SORU 4: Barsak bakterilerin barsak kanseri gelişiminde rolü nedir?

Barsaklarda emilemeyen karbonhidrat ve liflerin barsak mikroflorasındaki dost bakteriler tarafından işlenmesi sonucu ortaya çıkan kısa zincirli yağ asitleri barsak hücrelerinin beslenmesi, yenilenmesi üzerinde olumlu etkiye sahiptir ve kalın barsaklarda kanser gelişimini engelleyici etki göstermektedir.

SORU 5: Koroner kalp hastalığı ile barsak mikroflorası arasında bir ilinti var mıdır?

Koroner kalp hastalığı olan kişilerin kanlarında yüksek oranda bulunan TMAO adı verilen kimyasal maddenin barsak kökenli olduğu anlaşılmıştır. Bu nedenle barsaklarda bulunan mikroorganizmaların sayı ve türünün koroner kalp hastalıklarına dahi yol açabileceği düşünülmektedir.

SORU 6: Barsak sağlığı için nelere dikkat edilmelidir?

Rafine karbonhidratlardan (un, şeker) fakir, az kalorili bir beslenme tarzı; sebze ve meyvelerin ağırlıklı olduğu bir diyet barsak sağlığı için önemlidir. Turşu, yoğurt, ayran, kefir, peynir, boza, sirke gibi mayalı gıdalar fazla miktarda probiyotik (yararlı mikroorganizma) içerirler ve dost barsak bakterileri için önemli kaynaklardır.
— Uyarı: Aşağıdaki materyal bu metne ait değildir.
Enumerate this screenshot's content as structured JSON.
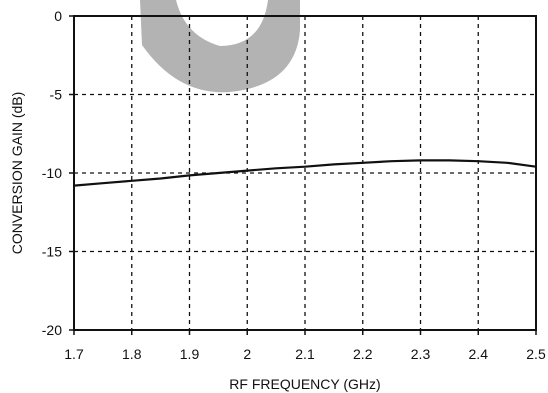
{
  "chart_data": {
    "type": "line",
    "title": "",
    "xlabel": "RF FREQUENCY (GHz)",
    "ylabel": "CONVERSION GAIN (dB)",
    "xlim": [
      1.7,
      2.5
    ],
    "ylim": [
      -20,
      0
    ],
    "x_ticks": [
      "1.7",
      "1.8",
      "1.9",
      "2",
      "2.1",
      "2.2",
      "2.3",
      "2.4",
      "2.5"
    ],
    "y_ticks": [
      "0",
      "-5",
      "-10",
      "-15",
      "-20"
    ],
    "grid": true,
    "grid_style": "dashed",
    "series": [
      {
        "color": "#111111",
        "x": [
          1.7,
          1.75,
          1.8,
          1.85,
          1.9,
          1.95,
          2.0,
          2.05,
          2.1,
          2.15,
          2.2,
          2.25,
          2.3,
          2.35,
          2.4,
          2.45,
          2.5
        ],
        "y": [
          -10.8,
          -10.65,
          -10.5,
          -10.35,
          -10.15,
          -10.0,
          -9.85,
          -9.7,
          -9.6,
          -9.45,
          -9.35,
          -9.25,
          -9.2,
          -9.2,
          -9.25,
          -9.35,
          -9.6
        ]
      }
    ]
  },
  "watermark": {
    "color": "#b3b3b3"
  }
}
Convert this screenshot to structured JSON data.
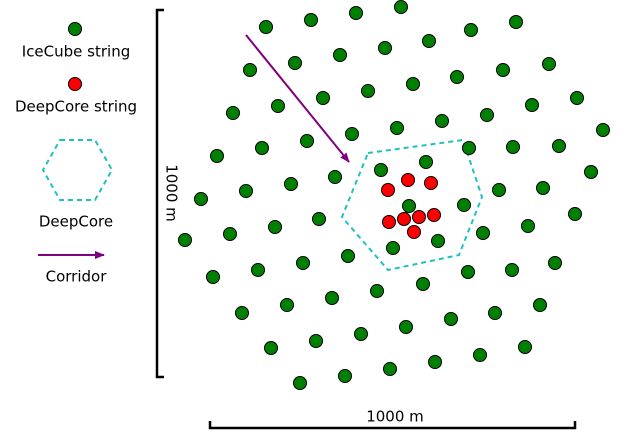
{
  "legend": {
    "items": [
      "IceCube string",
      "DeepCore string",
      "DeepCore",
      "Corridor"
    ]
  },
  "scale": {
    "vertical": "1000 m",
    "horizontal": "1000 m"
  }
}
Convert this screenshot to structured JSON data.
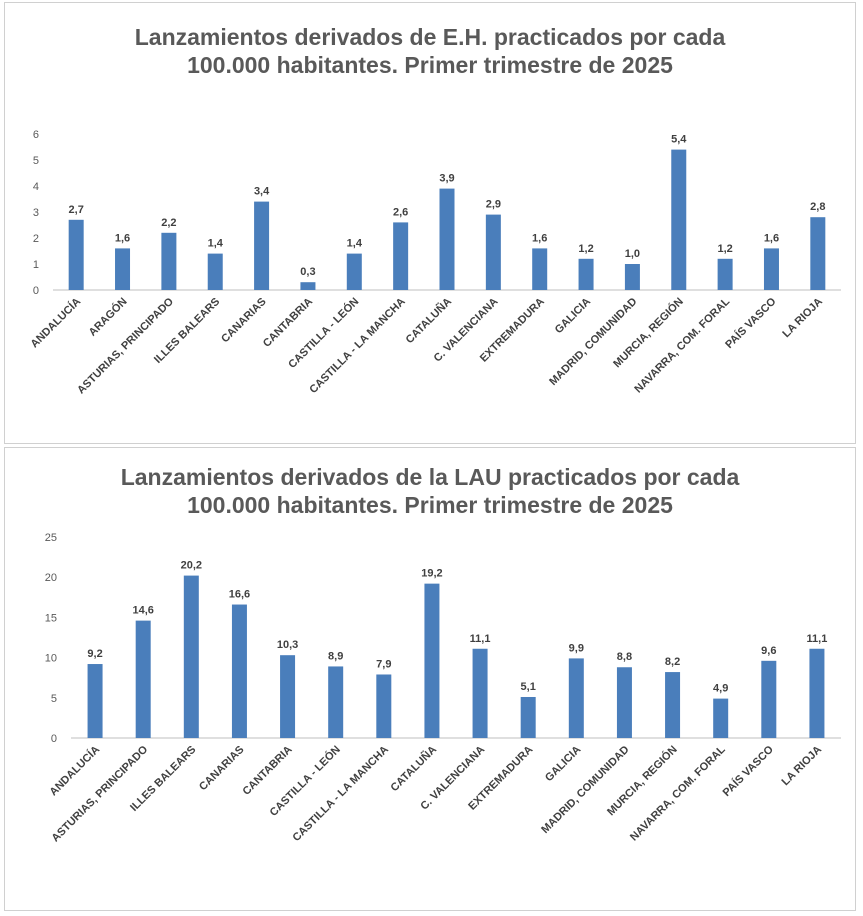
{
  "colors": {
    "bar": "#4a7ebb",
    "axis": "#bfbfbf",
    "text": "#595959"
  },
  "chart_data": [
    {
      "type": "bar",
      "title_line1": "Lanzamientos derivados de E.H. practicados por cada",
      "title_line2": "100.000 habitantes. Primer trimestre de 2025",
      "categories": [
        "ANDALUCÍA",
        "ARAGÓN",
        "ASTURIAS, PRINCIPADO",
        "ILLES BALEARS",
        "CANARIAS",
        "CANTABRIA",
        "CASTILLA - LEÓN",
        "CASTILLA - LA MANCHA",
        "CATALUÑA",
        "C. VALENCIANA",
        "EXTREMADURA",
        "GALICIA",
        "MADRID, COMUNIDAD",
        "MURCIA, REGIÓN",
        "NAVARRA, COM. FORAL",
        "PAÍS VASCO",
        "LA RIOJA"
      ],
      "values": [
        2.7,
        1.6,
        2.2,
        1.4,
        3.4,
        0.3,
        1.4,
        2.6,
        3.9,
        2.9,
        1.6,
        1.2,
        1.0,
        5.4,
        1.2,
        1.6,
        2.8
      ],
      "value_labels": [
        "2,7",
        "1,6",
        "2,2",
        "1,4",
        "3,4",
        "0,3",
        "1,4",
        "2,6",
        "3,9",
        "2,9",
        "1,6",
        "1,2",
        "1,0",
        "5,4",
        "1,2",
        "1,6",
        "2,8"
      ],
      "yticks": [
        "0",
        "1",
        "2",
        "3",
        "4",
        "5",
        "6"
      ],
      "ylim": [
        0,
        6
      ],
      "xlabel": "",
      "ylabel": ""
    },
    {
      "type": "bar",
      "title_line1": "Lanzamientos derivados de la LAU practicados por cada",
      "title_line2": "100.000 habitantes. Primer trimestre de 2025",
      "categories": [
        "ANDALUCÍA",
        "ASTURIAS, PRINCIPADO",
        "ILLES BALEARS",
        "CANARIAS",
        "CANTABRIA",
        "CASTILLA - LEÓN",
        "CASTILLA - LA MANCHA",
        "CATALUÑA",
        "C. VALENCIANA",
        "EXTREMADURA",
        "GALICIA",
        "MADRID, COMUNIDAD",
        "MURCIA, REGIÓN",
        "NAVARRA, COM. FORAL",
        "PAÍS VASCO",
        "LA RIOJA"
      ],
      "values": [
        9.2,
        14.6,
        20.2,
        16.6,
        10.3,
        8.9,
        7.9,
        19.2,
        11.1,
        5.1,
        9.9,
        8.8,
        8.2,
        4.9,
        9.6,
        11.1
      ],
      "value_labels": [
        "9,2",
        "14,6",
        "20,2",
        "16,6",
        "10,3",
        "8,9",
        "7,9",
        "19,2",
        "11,1",
        "5,1",
        "9,9",
        "8,8",
        "8,2",
        "4,9",
        "9,6",
        "11,1"
      ],
      "yticks": [
        "0",
        "5",
        "10",
        "15",
        "20",
        "25"
      ],
      "ylim": [
        0,
        25
      ],
      "xlabel": "",
      "ylabel": ""
    }
  ]
}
Bu gıdaların doğal olanları tercih edilmelidir. Alkol, gereksiz antibiyotik ve ağrı kesici gibi ilaçların kullanılması barsak bakterileri üzerinde olumsuz etkiye sahiptir.

SORU 7: Prebiyotik gıdaların önemi nedir?

Prebiyotikler mide ve ince barsaklardan hiç sindirilmeden kalın barsağa ulaşan ve orada bulunan yararlı bakterilerin gelişmesi ve üremesini sağlayan kompleks karbonhidratlardır. Yer elması, hindiba kökü, soğan, sarımsak, pırasa, enginar, kuşkonmaz, muz gibi sebze ve meyveler bol miktarda prebiyotik içerirler. Bunların dengeli bir biçimde tüketilmesi barsak sağlığı için önemlidir.

SORU 8: Piyasada probiyotik kapsüller satılmaktadır. Bunlar güvenli midir?

Probiyotik kapsüllerin etkili olabilmesi için kapsül başına en az bir milyar canlı mikroorganizma içermelidir. Hangi tür bakterinin, ne sayıda olduğu etki açısından önemlidir. Şu anda piyasada kapsül başına 4 milyar mikroorganizmanın olduğu preparatlar mevcuttur. Eğer kapsülün içinde gerçekte o sayı ve o türlerde mikroorganizma var ise yararlı etkilerinin olması beklenebilir.